Priority areas of patient safety improvement in laboratory medicine
Conclusions
In the last two decades significant advances have been achieved in the comprehension and reduction of errors in medicine. Finally, those involved are aware that, rather than being caused by ‘bad’ people, errors are indicative of weaknesses of the system, a system that includes almost all the processes and methods we use to organize and carry out virtually everything we do in medicine, including laboratory medicine. The first lesson we have learnt is, therefore, that system theory works and that errors and injuries can be prevented by redesigning systems so as to make it difficult for care-givers to make mistakes. In laboratory medicine, process analysis, the recording/documentation of all procedures and processes according to quality standards, particularly the ISO 15189: 2007 which has been specifically developed for medical laboratories, are key tools for changing and improving upon everyday clinical practice. 76 The accurate analysis and control of all procedures and processes included in the testing process, particularly if effective tools such as FMEA and HAZOP techniques are adopted, may significantly reduce weaknesses and vulnerable steps, thus maximising patient safety. In laboratory medicine we have learnt that TTP is the unique framework for identifying and reducing error, including initial steps such as patient identification and appropriateness in test requesting, and final steps, such as communication and interpretation of test results.
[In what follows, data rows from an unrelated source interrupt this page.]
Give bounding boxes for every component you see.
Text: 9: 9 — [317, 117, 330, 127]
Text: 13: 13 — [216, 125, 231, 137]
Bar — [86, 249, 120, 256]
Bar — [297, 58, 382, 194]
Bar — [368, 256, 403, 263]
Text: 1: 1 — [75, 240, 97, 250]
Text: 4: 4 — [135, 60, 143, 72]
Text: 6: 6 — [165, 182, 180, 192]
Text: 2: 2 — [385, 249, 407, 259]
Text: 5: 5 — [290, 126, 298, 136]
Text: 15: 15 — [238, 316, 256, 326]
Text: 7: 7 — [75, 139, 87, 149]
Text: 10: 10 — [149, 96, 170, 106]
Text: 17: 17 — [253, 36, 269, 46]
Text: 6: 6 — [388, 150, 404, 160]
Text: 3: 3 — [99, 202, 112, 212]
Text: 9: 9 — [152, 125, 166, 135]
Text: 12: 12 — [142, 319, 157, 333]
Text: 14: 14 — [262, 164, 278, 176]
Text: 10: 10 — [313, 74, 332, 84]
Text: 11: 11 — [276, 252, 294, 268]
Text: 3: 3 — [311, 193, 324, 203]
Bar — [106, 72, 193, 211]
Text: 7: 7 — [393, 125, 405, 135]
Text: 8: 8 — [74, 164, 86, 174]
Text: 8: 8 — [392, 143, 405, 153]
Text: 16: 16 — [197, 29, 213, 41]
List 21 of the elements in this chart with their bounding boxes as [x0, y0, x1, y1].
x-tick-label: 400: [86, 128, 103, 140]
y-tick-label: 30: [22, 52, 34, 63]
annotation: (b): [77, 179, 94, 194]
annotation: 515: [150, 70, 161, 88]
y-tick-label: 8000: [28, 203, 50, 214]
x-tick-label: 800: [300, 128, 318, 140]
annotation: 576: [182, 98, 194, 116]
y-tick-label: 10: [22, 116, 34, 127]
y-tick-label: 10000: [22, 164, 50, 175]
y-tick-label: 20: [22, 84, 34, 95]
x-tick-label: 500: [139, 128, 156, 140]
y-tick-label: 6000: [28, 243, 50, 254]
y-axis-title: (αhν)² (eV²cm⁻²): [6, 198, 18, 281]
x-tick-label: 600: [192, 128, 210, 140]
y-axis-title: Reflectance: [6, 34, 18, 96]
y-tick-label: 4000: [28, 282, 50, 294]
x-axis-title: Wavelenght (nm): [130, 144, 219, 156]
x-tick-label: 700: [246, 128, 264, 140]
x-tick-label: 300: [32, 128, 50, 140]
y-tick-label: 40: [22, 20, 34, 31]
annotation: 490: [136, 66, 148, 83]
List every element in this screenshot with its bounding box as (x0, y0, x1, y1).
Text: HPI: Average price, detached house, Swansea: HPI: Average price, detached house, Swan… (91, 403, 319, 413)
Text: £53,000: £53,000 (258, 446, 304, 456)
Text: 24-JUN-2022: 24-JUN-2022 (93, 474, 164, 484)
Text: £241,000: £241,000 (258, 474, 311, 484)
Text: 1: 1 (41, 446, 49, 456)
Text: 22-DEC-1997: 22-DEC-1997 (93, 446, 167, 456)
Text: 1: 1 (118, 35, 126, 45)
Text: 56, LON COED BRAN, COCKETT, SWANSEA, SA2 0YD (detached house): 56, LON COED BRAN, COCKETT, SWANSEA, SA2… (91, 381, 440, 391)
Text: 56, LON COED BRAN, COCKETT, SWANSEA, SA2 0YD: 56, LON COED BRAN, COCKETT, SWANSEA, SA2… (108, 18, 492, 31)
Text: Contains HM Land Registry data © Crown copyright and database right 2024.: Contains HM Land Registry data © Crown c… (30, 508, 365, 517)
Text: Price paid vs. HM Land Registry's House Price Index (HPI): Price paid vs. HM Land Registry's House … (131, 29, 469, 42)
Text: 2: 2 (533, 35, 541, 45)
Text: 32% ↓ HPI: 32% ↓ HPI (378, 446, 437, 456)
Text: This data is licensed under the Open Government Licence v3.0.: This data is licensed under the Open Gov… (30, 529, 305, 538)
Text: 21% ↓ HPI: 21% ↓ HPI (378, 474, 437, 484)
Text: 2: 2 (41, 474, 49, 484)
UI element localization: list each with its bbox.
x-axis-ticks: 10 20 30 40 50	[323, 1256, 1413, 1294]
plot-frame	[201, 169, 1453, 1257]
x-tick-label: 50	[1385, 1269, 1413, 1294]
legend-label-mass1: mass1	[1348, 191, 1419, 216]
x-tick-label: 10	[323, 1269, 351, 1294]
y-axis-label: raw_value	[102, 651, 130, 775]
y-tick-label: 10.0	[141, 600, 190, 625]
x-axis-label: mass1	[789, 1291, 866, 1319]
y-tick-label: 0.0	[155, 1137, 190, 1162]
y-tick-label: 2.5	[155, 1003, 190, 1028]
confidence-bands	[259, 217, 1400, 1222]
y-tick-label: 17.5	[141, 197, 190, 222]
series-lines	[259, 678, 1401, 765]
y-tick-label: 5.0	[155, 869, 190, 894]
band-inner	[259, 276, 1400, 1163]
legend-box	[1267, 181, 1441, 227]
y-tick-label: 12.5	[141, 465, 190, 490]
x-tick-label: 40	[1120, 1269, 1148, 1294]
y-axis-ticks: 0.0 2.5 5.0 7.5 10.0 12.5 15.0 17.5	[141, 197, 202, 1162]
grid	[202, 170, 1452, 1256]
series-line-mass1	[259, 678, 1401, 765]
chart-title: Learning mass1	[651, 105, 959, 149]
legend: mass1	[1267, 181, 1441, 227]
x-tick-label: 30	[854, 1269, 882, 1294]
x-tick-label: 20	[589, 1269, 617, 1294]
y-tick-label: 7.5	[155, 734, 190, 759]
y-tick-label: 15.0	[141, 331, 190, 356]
The second lesson is that teamwork is the essence of safety, particularly if we wish to improve the appropriateness of test requesting and the reaction to test results. The availability of expert support systems, which provide information on diagnostic efficiency and interpretation criteria at the point of care, may play a role, but multidisciplinary co-operation and collaboration is mandatory for assuring a patient-centred approach to error reduction. International projects aiming to develop quality indicators for all steps in the testing process, and to establish related quality specifications, may enable clinical laboratories to compare, monitor and improve their performances in the every-day practice, not only in the analytic phase. Finally, the goals selected by international organizations, such as the World Alliance for Patient Safety and the Joint Commission, should lead to the prioritization of improvement programmes addressing well-recognized critical issues, such as patient identification and communication of laboratory results.